Immaginiamo allora un Salvati un candidato alle Primarie del P.D., libero da ogni “gioco politico”. Cosa potrebbe proporre di diverso e di più? Potrebbe cominciare dal cuore della malattia italiana: la politica. Non è facile, nell’Italia delle “caste”, parlare dei privilegi dei politici. Se un economista serio, come Salvati, proponesse una riduzione degli stipendi dei parlamentari dagli attuali 28.000 Euro lordi, a meno di 10.000 Euro al mese (5.000 netti), verrebbe accusato di demagogia. Eppure solo il taglio dei privilegi dei parlamentari darebbe un risparmio annuo di circa 200-250 milioni di Euro! Se si intervenisse anche sui parlamentari Europei e sugli altri 170.000 amministratori degli enti centrali e locali, i risparmi sarebbero dell’ordine dello 0.2% del PIL. Senza contare gli effetti della riduzione del numero degli eletti, delle norme sulle incompatibilità, sul divieto di cumulo, sui tetti di spesa alle campagne elettorali, ecc.. Ma più che i risparmi, conta l’effetto sul senso civico, far passare l’idea di una “politica come servizio”. Come può la politica guidare una rivoluzione etica, se non dà l’esempio?

Salvati potrebbe continuare con la pubblica amministrazione. Chiedere, ad esempio, che a tutta la P.A. (non solo alle ASL) si acceda per concorso (con rare eccezioni); rendere più serie e indipendenti le commissioni d’esame dei concorsi; intervenire sulle “consulenze” (il sistema più comune per trasferire “legalmente” i soldi pubblici sui conti correnti degli amici); combattere il mobbing (che colpisce i funzionari migliori). Tagliare i costi della Presidenza della repubblica e di altri organi, eliminare gli enti inutili, gli stipendi e le pensioni d’oro, imporre regole all’attuale “federalismo corrotto”. Potrebbe anche chiedere l’istituzione di una forte Autorità Garante della Pubblica Amministrazione: che faccia rispettare le norme, promuova riforme meritocratiche, la trasparenza (su internet gli stipendi di dirigenti e politici, incarichi, le relazioni tecniche su cui si fondano le policies).

Ma che succede se, per esempio, i nuclei tecnici non sono autonomi, se la terzietà della pubblica amministrazione è cancellata da una qualsiasi Legge Frattini?
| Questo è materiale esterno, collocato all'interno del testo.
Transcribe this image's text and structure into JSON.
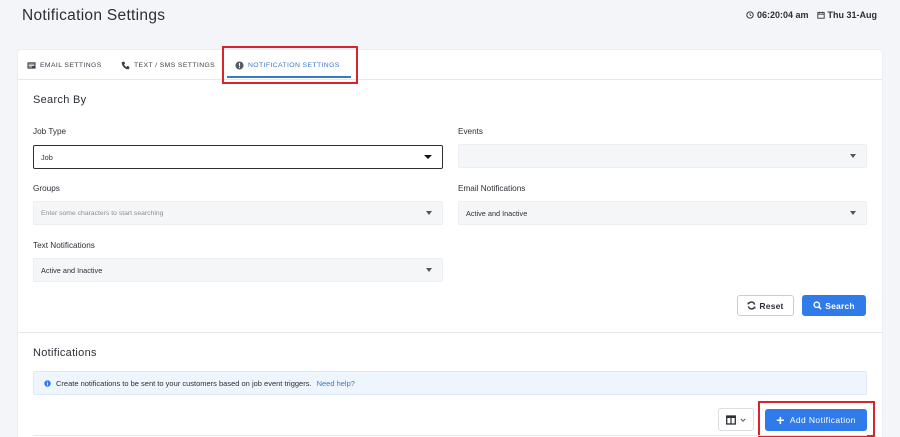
{
  "header": {
    "title": "Notification Settings",
    "time": "06:20:04 am",
    "date": "Thu 31-Aug"
  },
  "tabs": [
    {
      "label": "EMAIL SETTINGS",
      "icon": "email-settings-icon"
    },
    {
      "label": "TEXT / SMS SETTINGS",
      "icon": "phone-icon"
    },
    {
      "label": "NOTIFICATION SETTINGS",
      "icon": "alert-circle-icon",
      "active": true
    }
  ],
  "search": {
    "title": "Search By",
    "job_type": {
      "label": "Job Type",
      "value": "Job"
    },
    "events": {
      "label": "Events",
      "value": ""
    },
    "groups": {
      "label": "Groups",
      "placeholder": "Enter some characters to start searching"
    },
    "email_notifications": {
      "label": "Email Notifications",
      "value": "Active and Inactive"
    },
    "text_notifications": {
      "label": "Text Notifications",
      "value": "Active and Inactive"
    },
    "reset_label": "Reset",
    "search_label": "Search"
  },
  "notifications": {
    "title": "Notifications",
    "info_text": "Create notifications to be sent to your customers based on job event triggers.",
    "help_link": "Need help?",
    "add_label": "Add Notification"
  },
  "colors": {
    "accent": "#2f7be9",
    "tab_active": "#3a78c9",
    "highlight": "#d9232e"
  }
}
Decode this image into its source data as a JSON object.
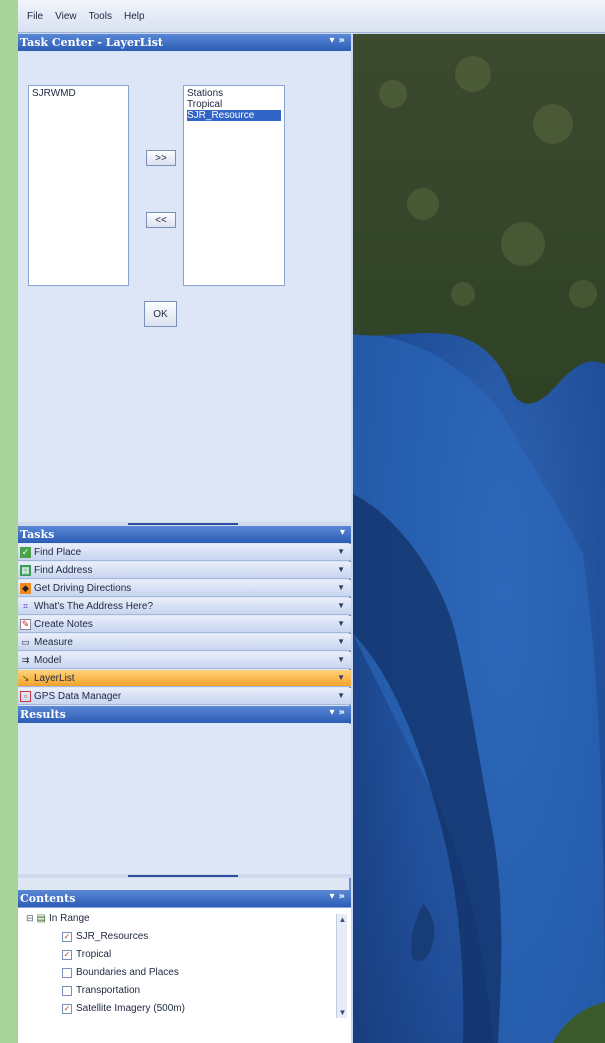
{
  "menu": [
    "File",
    "View",
    "Tools",
    "Help"
  ],
  "task_center": {
    "title": "Task Center - LayerList",
    "header_buttons": [
      "▾",
      "»"
    ],
    "available_layers": [
      "SJRWMD"
    ],
    "selected_layers": [
      "Stations",
      "Tropical",
      "SJR_Resource"
    ],
    "highlighted_index": 2,
    "add_label": ">>",
    "remove_label": "<<",
    "ok_label": "OK"
  },
  "tasks": {
    "title": "Tasks",
    "header_button": "▾",
    "items": [
      {
        "label": "Find Place",
        "icon": "find-place-icon"
      },
      {
        "label": "Find Address",
        "icon": "find-address-icon"
      },
      {
        "label": "Get Driving Directions",
        "icon": "driving-directions-icon"
      },
      {
        "label": "What's The Address Here?",
        "icon": "address-here-icon"
      },
      {
        "label": "Create Notes",
        "icon": "create-notes-icon"
      },
      {
        "label": "Measure",
        "icon": "measure-icon"
      },
      {
        "label": "Model",
        "icon": "model-icon"
      },
      {
        "label": "LayerList",
        "icon": "layerlist-icon",
        "active": true
      },
      {
        "label": "GPS Data Manager",
        "icon": "gps-data-icon"
      }
    ]
  },
  "results": {
    "title": "Results",
    "header_buttons": [
      "▾",
      "»"
    ]
  },
  "contents": {
    "title": "Contents",
    "header_buttons": [
      "▾",
      "»"
    ],
    "group": "In Range",
    "layers": [
      {
        "label": "SJR_Resources",
        "checked": true
      },
      {
        "label": "Tropical",
        "checked": true
      },
      {
        "label": "Boundaries and Places",
        "checked": false
      },
      {
        "label": "Transportation",
        "checked": false
      },
      {
        "label": "Satellite Imagery (500m)",
        "checked": true
      }
    ]
  },
  "colors": {
    "header_blue": "#2c5cb6",
    "active_task": "#f4a22c",
    "selection": "#3264c8",
    "land": "#3a4a2c",
    "water": "#1d4a8f"
  }
}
La trasparenza non decollerebbe, e le relazioni tecniche arriverebbero su internet distorte dalla “ragion politica”. Si pone dunque il tema del rapporto fra politica e p.a.: le carriere non devono essere decise dai partiti; i conflitti di interesse dei membri delle assemblee elettive vanno soppressi; lo spoil system deve essere regolato e fortemente circoscritto.

Un programma politico per il senso civico, infine, deve coinvolgere la società: abolendo le “caste”, allargando gli spazi di partecipazione in base al merito e non in base ai privilegi. Un esempio: perché i grandi giornali italiani non danno spazio agli esperti esterni, che avrebbero molte cose interessanti da dire? Si potrebbe incoraggiarne l’accesso modulando gli incentivi pubblici alla stampa. Un altro esempio: un programma di mille borse di studio all’anno per studi post-universitari all’estero costa solo 100 milioni. La scuola dovrebbe aprire prospettive imprenditoriali agli studenti dell’ultimo anno; insegnare l’educazione civica; riattivare l’insegnamento delle religioni – uno dei fondamenti del pensiero etico dell’Umanità: studiare “laicamente” la Bibbia, come si studia l’Eneide.

La politica cominci a dare l’esempio. Il parlamento è pieno di pregiudicati: il P.D. si dia un codice etico stringente. E credo che Salvati personalmente, se fosse candidato alle primarie, annuncerebbe che – qualora eletto Segretario Nazionale del Partito Democratico –  non si candiderebbe al Parlamento fino a quando gli stipendi e i privilegi pensionistici non fossero stati abbattuti di almeno il 50%. Almeno, io farei così.